BHP chief executive Marius Kloppers is expected to be in Canada early next week, after the company's annual general meeting in London, where he is to meet Saskatchewan Premier Brad Wall.
While his visit is said to be an attempt to ease tensions between the miner and the government -- after BHP's $US39bn bid for Potash Corporation of Saskatchewan was killed off earlier this year because of political opposition to the deal -- it is also timely because of the bid speculation.
The global major's successful acquisitions this year were in shale gas in the US through a $US12.1bn bid for Petrohawk -- the miner's biggest acquisition -- and the $US4.75bn purchase of Chesapeake Energy's Arkansas shale ground.
But with the company tipping coal demand to increase in a supply-constrained market, its attention could now be turning to the steelmaking commodity.
BHP's chief executive of ferrous and coal, Marcus Randolph, said the company expected coking coal to be scarcer than iron ore over the next decade.
"We are more bearish about iron ore than coking coal," Mr Randolph said during the annual World Steel Association conference in Paris last week.

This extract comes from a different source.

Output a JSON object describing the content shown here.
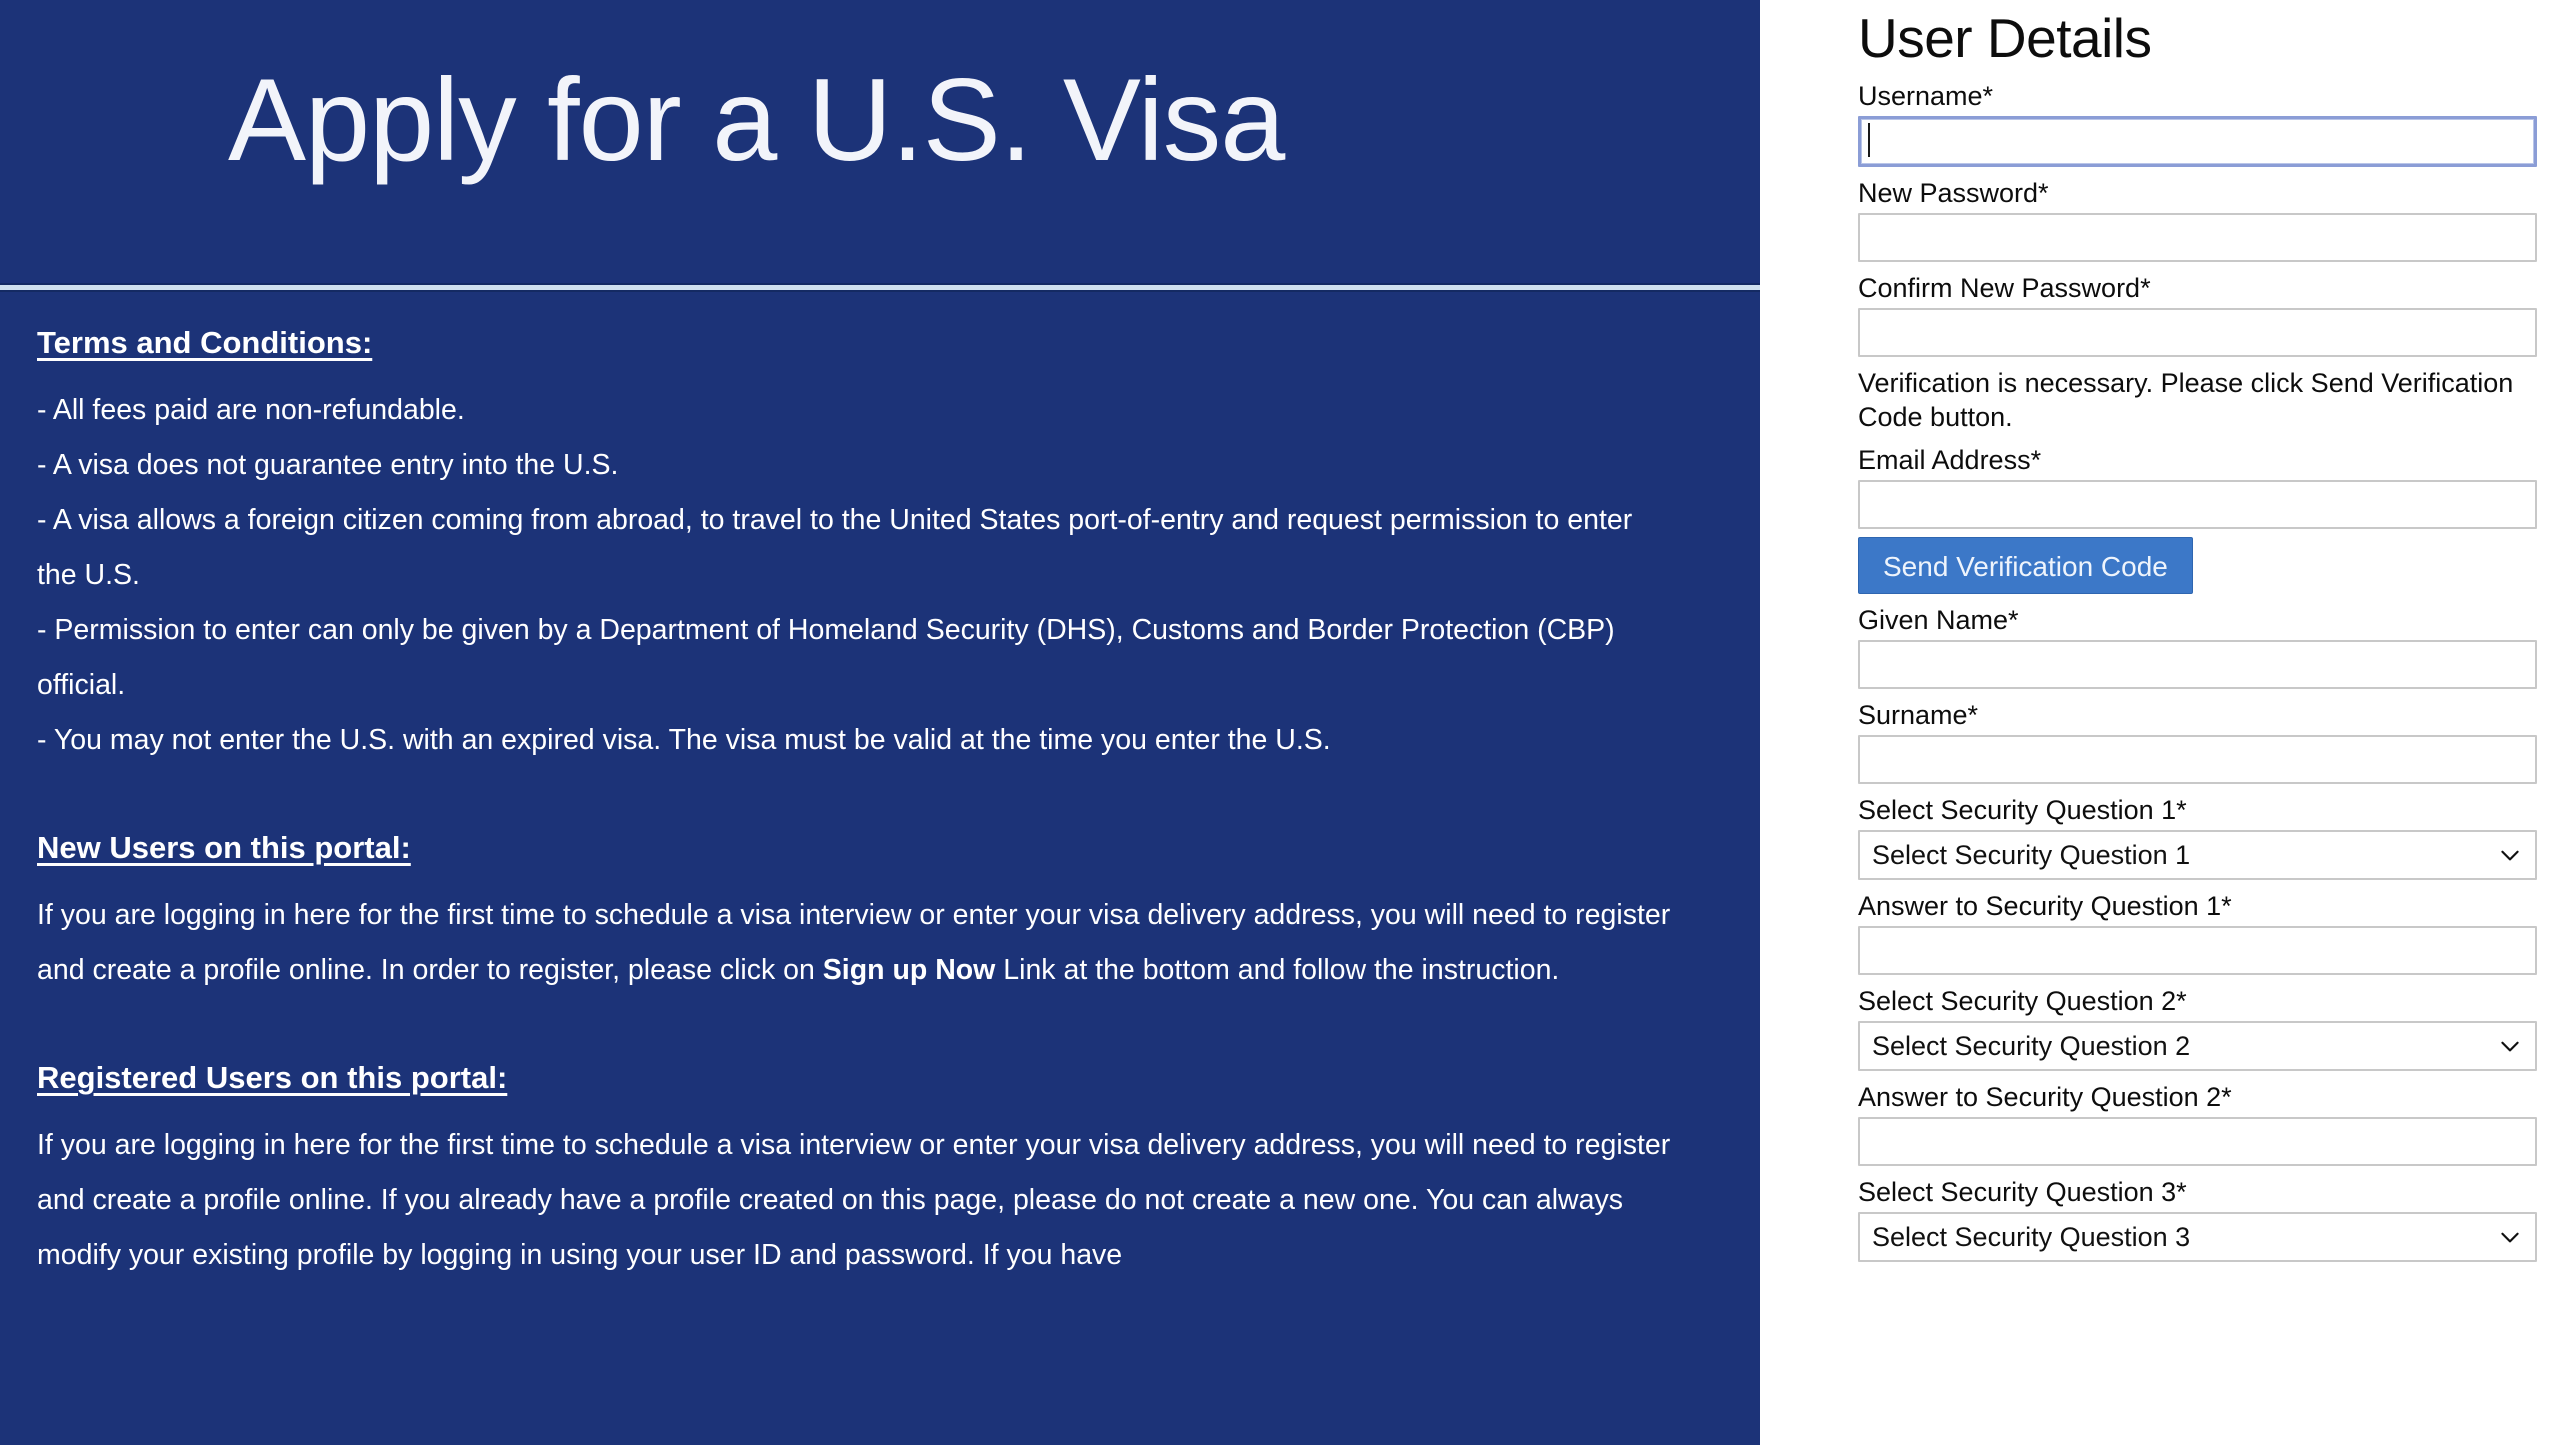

"Between now and 2020 there is going to be a lot more iron ore supply coming into the market than coking coal, and our expectation is that, of the two, the scarcer over that period of time will be coking coal."
One analyst said while it would be a surprise if BHP did bid for Walter, the activity could not be ruled out. "Mr Kloppers' acquisition agenda has always been assets that are large scale, low cost, easy to mine and a strong export market for the product. While this ticks all the boxes, it is not totally compelling," he said.
Rival bidders for Walter Energy could include Anglo American, Rio Tinto, Brazil's Vale and CSN. It was flagged early last month that Anglo American was considering a $US7.5bn bid for Walter.
Britain's Independent newspaper reported there was "vague speculation" that JPMorgan and Goldman Sachs had been called in as advisers to potential bidders.
BHP said it did not comment on market speculation.